The papers pass along NATO’s explanation of the convoy disaster– that a pilot went after military-style trucks involved in a mass house-burning, complete with the verbatim testimony of the pilot taken from his post-incident military debrief. One detail of his debrief that the LAT mentions but doesn’t really mine for the reader: The pilot says he verified his target with infrared sensors and that he did so while at an altitude of 15,000 feet. The papers should be asking what the magnification on those devices is. For even if they had a magnification of 100 times, that would mean that the pilot, while flying 450 miles an hour, was deciding that a truck is military from a half a football field away. Which would explain why he didn’t know what he was blowing up. This aspect of the episode also dramatizes how an overriding concern for pilot safety–he was at 15,000 feet to avoid anti-aircraft cannon fire–can lessen the chances of success.

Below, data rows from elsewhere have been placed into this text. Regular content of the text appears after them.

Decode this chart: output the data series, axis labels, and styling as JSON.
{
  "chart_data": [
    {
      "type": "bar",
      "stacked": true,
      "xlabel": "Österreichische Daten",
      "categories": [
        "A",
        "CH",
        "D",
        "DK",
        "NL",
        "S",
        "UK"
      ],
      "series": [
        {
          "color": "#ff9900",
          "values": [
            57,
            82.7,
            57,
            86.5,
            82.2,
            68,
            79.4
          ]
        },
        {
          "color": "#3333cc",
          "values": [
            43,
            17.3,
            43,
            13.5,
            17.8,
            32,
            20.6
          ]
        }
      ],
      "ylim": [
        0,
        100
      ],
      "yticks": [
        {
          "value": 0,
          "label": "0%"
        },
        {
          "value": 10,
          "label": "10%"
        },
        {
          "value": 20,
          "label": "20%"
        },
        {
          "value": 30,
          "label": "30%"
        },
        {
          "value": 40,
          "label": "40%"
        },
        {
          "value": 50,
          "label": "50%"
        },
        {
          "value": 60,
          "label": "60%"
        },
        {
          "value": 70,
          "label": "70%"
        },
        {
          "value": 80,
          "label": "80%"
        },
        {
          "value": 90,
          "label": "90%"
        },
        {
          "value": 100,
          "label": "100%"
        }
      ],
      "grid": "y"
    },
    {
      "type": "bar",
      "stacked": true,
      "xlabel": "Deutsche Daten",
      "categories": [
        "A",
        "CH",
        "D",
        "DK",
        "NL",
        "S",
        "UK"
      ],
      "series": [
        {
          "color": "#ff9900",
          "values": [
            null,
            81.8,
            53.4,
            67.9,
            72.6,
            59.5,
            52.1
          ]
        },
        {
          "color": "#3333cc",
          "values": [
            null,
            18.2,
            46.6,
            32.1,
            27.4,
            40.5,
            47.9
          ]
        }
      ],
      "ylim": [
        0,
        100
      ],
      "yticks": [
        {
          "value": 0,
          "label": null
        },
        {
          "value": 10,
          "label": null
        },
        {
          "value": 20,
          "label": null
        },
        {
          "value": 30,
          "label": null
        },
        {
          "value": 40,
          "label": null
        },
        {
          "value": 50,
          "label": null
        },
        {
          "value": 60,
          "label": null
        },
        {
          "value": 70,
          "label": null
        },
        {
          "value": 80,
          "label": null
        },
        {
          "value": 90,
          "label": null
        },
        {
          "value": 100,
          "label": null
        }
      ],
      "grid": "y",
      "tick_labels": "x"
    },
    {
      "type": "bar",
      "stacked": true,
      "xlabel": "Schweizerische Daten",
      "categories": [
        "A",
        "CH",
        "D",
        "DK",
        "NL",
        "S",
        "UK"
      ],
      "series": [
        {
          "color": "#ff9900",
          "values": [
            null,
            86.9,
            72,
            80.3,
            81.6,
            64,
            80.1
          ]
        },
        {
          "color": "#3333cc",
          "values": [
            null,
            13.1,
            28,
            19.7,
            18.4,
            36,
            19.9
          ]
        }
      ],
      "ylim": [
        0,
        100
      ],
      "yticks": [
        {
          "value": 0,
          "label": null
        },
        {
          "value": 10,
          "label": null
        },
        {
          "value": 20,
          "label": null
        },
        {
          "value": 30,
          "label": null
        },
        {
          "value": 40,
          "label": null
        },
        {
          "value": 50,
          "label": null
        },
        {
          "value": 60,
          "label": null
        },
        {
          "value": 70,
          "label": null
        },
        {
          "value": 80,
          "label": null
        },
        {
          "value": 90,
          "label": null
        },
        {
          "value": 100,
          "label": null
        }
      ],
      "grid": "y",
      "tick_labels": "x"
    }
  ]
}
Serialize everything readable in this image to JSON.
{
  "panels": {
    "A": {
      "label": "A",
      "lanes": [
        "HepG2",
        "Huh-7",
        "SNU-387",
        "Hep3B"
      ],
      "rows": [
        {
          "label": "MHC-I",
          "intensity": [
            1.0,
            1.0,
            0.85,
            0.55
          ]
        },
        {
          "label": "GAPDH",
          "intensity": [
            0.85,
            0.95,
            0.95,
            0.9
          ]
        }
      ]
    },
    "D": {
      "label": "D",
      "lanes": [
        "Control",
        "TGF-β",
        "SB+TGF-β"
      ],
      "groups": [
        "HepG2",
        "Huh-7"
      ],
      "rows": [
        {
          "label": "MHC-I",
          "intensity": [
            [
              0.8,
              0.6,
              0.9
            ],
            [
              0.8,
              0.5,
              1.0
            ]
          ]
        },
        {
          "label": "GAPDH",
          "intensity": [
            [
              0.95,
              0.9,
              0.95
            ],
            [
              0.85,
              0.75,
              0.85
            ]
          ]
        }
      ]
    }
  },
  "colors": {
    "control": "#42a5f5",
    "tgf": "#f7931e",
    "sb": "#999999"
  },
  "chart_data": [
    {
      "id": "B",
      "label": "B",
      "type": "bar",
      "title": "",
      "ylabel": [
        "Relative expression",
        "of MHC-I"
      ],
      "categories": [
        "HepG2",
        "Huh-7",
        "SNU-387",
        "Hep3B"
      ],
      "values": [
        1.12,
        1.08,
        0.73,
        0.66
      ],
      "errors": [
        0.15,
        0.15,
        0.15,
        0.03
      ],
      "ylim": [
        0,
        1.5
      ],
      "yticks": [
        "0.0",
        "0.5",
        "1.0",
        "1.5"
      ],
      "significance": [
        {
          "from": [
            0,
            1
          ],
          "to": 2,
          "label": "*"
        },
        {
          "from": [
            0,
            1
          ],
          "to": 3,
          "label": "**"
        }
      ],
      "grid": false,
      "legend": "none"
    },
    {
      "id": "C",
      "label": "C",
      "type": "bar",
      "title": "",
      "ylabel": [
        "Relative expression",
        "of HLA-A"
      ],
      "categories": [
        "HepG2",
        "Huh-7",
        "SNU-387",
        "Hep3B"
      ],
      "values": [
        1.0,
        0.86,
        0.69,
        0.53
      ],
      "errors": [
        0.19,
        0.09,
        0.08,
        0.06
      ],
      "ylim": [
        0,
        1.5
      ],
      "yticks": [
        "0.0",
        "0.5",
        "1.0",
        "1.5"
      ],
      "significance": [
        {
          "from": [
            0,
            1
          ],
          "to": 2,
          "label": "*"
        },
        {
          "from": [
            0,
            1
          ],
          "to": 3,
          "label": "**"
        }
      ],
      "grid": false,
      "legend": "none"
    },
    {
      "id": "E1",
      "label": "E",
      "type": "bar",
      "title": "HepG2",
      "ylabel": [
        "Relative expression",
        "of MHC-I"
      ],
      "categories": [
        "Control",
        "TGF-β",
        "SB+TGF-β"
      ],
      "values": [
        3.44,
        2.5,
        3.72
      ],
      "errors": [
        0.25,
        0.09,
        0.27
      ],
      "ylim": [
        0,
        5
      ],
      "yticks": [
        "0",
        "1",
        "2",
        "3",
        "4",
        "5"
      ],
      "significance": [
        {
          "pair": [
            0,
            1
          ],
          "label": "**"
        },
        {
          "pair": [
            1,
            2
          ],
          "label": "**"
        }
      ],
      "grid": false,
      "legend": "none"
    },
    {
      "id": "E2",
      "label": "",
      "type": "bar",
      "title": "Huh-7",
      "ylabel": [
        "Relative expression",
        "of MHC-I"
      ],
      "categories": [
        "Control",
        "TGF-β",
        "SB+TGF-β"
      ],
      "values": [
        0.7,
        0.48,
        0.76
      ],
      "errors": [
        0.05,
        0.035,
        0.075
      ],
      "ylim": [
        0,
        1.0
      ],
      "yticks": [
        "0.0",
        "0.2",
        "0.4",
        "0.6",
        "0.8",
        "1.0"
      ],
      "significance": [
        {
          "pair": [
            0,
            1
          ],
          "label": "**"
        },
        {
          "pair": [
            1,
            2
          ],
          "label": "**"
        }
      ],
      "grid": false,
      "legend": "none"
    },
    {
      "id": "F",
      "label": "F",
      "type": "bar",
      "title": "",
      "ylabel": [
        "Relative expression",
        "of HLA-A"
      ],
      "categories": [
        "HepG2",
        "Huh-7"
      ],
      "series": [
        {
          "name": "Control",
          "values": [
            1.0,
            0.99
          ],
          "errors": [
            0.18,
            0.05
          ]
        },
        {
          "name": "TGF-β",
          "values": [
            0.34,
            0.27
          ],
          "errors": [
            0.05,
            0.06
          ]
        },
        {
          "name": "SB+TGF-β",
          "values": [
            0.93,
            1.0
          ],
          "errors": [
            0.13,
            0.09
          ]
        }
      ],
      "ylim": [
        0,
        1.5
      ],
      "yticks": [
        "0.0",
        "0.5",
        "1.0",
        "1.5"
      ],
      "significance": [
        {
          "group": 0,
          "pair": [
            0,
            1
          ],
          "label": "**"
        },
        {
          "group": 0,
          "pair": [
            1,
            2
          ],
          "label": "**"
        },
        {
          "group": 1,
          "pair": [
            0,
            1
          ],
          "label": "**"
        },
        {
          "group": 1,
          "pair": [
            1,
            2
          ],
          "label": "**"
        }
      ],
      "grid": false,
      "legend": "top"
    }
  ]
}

But the coverage effectively impugns NATO’s explanation: It turns out that there were more vehicles struck than in the pilot’s account and in two other locations he didn’t fly over. These anomalies are especially well limned in the LAT ‘s front-page on-the-ground account by Paul Watson, who managed to make unescorted trips to several sites where civilians were killed by bombs. Watson observes that 1) Given the density of the NATO air traffic, it’s difficult to see how a Yugoslav jet could have sneaked in to attack the refugee column for propaganda purposes; 2) the shrapnel patterns, craters, and pieces of debris are almost identical at three different sites along a 12-mile stretch of highway, suggesting that refugees were bombed several times by NATO planes; 3) none of the survivors he interviewed confirmed the NATO claim that military vehicles were hiding in their convoy. No wonder the WSJ says that the NATO account could draw people to the conclusion that their political leaders are lying.

Watson and reporters from the other papers record the grimness of the accident site’s charred bodies, blown-away limbs, and severed heads. The WP says the Yugoslav government seized upon the scene as a “public relations bonanza,” leaving bodies and body parts in place until the Western press could be brought there. (The phrase suggests that the U.S. doesn’t do the same. Yet in reality, this is just the low-tech version of the nose-cone-video briefing.) But the NYT’s sharp-eyed Steven Erlanger notes some other features of the landscape that his escorts probably weren’t pushing so hard: tanks hidden in the woods, and burned-down houses, some featuring shell holes and some crushed, as if by tanks.

The WP, LAT, and USAT fronts tell of the discovery by astronomers of the first multi-planet solar system outside our own. This development, taken together with the day’s more pressing news reminds us of the simultaneous seductions and limits of technology: Being able to detect a solar system from 44 light years away leads us to believe we can detect an innocent from three miles.